The influence of water immersion on manual performance

  • Matthew Ray OSSC Research Unit, Marine Institute, Memorial University
  • Elizabeth Sanli OSSC Research Unit, Marine Institute, Memorial University
  • Rob Brown OSSC Research Unit, Marine Institute, Memorial University
  • Kerri Ann Ennis OSSC Research Unit, Marine Institute, Memorial University
  • Heather Carnahan School of Human Kinetics and Recreation & OSSC Research Unit, Marine Institute, Memorial University

Abstract

Individuals working in ocean environments often have to perform motor skills with wet hands. Although one might assume that manual performance is hindered with wet hands, the influence of hand wetness on manual performance might not be straightforward for two reasons: 1) the curve that describes the relationship between hand moisture and the coefficient of friction is bell shaped (Andre et al. 2009) (i.e. intermediate level of moisture is optimal), and 2) increased skin hydration, from immersions in water, enhances skin adhesion (Derler et al. 2012). The purpose of the current research was to investigate how manual performance is influenced by hand wetness and water immersion duration. To that end, participants performed one sensory and three motor tests (Touch-Test, Purdue Pegboard (30s), Grooved Pegboard Task, Knot Untying Task) in three water immersion conditions (Dry Hands; Short Exposure; Long Exposure). We hypothesized that dry hand performance would be higher than wet hand performance. In addition, we hypothesized that a smaller decrement in performance would occur in the long exposure condition in comparison to the short exposure condition.
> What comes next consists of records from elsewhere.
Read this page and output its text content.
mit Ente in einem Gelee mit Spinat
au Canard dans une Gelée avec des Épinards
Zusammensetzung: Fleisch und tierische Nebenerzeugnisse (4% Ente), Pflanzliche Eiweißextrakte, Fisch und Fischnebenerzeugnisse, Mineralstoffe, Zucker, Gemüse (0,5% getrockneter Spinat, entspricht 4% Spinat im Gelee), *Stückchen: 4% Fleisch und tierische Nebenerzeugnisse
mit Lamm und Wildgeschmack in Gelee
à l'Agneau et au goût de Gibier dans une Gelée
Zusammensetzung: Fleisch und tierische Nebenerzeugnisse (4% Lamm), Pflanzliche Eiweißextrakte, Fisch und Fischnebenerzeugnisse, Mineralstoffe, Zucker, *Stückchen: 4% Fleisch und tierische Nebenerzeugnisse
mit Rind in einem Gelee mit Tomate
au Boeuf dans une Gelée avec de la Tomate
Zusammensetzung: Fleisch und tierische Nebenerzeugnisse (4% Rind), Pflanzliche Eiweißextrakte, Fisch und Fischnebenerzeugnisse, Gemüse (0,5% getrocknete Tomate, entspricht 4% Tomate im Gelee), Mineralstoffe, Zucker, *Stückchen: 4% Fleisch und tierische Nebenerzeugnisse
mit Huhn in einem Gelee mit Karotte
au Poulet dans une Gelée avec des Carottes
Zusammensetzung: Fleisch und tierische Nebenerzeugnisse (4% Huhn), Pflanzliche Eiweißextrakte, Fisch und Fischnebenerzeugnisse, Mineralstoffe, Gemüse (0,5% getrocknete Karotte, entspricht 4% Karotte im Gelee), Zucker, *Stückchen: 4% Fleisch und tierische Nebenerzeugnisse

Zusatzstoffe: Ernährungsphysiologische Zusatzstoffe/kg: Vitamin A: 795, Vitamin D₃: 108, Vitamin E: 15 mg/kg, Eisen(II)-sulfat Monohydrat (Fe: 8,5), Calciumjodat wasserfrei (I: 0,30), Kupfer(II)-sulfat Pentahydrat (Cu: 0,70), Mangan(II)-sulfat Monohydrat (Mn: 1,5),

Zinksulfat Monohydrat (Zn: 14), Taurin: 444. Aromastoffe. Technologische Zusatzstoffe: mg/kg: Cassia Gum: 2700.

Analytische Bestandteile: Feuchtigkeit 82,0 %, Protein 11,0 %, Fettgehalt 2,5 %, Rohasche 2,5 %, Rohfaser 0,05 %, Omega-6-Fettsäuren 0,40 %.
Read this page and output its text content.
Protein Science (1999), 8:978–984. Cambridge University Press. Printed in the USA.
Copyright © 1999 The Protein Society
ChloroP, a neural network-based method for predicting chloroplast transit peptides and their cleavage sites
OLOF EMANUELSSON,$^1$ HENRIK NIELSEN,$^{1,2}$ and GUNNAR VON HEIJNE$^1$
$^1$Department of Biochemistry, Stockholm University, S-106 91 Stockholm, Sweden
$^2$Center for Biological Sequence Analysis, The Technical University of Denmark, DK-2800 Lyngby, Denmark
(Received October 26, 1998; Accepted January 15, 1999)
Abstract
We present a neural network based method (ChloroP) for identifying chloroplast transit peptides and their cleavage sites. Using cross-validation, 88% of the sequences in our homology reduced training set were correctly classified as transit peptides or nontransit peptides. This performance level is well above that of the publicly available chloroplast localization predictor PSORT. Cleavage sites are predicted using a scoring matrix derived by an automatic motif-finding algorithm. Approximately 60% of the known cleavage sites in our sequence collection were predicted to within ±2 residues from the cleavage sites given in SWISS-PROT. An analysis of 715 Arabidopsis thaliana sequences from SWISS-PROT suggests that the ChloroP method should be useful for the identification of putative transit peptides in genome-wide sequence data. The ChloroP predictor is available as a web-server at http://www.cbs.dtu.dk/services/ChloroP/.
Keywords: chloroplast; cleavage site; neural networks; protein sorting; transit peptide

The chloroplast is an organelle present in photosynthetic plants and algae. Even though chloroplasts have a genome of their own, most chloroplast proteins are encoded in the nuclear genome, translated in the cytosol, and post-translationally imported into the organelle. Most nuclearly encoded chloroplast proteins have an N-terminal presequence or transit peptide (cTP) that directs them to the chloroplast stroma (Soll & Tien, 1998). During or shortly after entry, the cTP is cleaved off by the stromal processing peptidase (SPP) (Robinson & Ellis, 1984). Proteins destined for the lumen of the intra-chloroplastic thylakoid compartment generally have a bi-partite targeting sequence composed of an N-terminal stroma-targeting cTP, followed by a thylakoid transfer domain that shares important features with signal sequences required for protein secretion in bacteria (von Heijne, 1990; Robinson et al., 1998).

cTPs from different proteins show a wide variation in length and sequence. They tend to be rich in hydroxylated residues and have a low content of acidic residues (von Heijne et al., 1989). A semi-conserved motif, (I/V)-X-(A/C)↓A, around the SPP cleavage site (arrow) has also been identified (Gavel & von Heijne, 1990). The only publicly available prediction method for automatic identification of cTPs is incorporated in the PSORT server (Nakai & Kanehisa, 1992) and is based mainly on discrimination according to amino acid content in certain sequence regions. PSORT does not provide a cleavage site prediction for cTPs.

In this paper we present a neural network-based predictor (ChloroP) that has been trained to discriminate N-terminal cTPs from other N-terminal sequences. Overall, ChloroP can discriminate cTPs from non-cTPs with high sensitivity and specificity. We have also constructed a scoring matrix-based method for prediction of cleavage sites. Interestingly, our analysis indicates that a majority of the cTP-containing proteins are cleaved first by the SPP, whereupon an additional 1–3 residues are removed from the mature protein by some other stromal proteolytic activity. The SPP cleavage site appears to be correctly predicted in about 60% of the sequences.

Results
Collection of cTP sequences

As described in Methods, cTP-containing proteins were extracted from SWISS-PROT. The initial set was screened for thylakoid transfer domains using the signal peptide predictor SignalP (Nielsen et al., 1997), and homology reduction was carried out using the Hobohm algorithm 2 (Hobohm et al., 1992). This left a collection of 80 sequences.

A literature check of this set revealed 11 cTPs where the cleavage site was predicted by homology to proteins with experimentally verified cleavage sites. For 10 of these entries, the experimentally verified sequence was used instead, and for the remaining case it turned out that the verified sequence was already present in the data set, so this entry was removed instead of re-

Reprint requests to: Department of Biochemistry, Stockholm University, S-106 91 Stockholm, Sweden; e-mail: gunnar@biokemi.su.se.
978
The results showed that Purdue Pegboard performance was higher with dry hands in comparison to both wet hand conditions. In addition, performance in the knot untying task was higher with dry hands in comparison to the short exposure condition but not the long exposure condition. There were no statistical differences in the Grooved Pegboard scores or the Touch-test scores. Overall, this research demonstrates that manual performance is influenced by hand wetness and immersion time.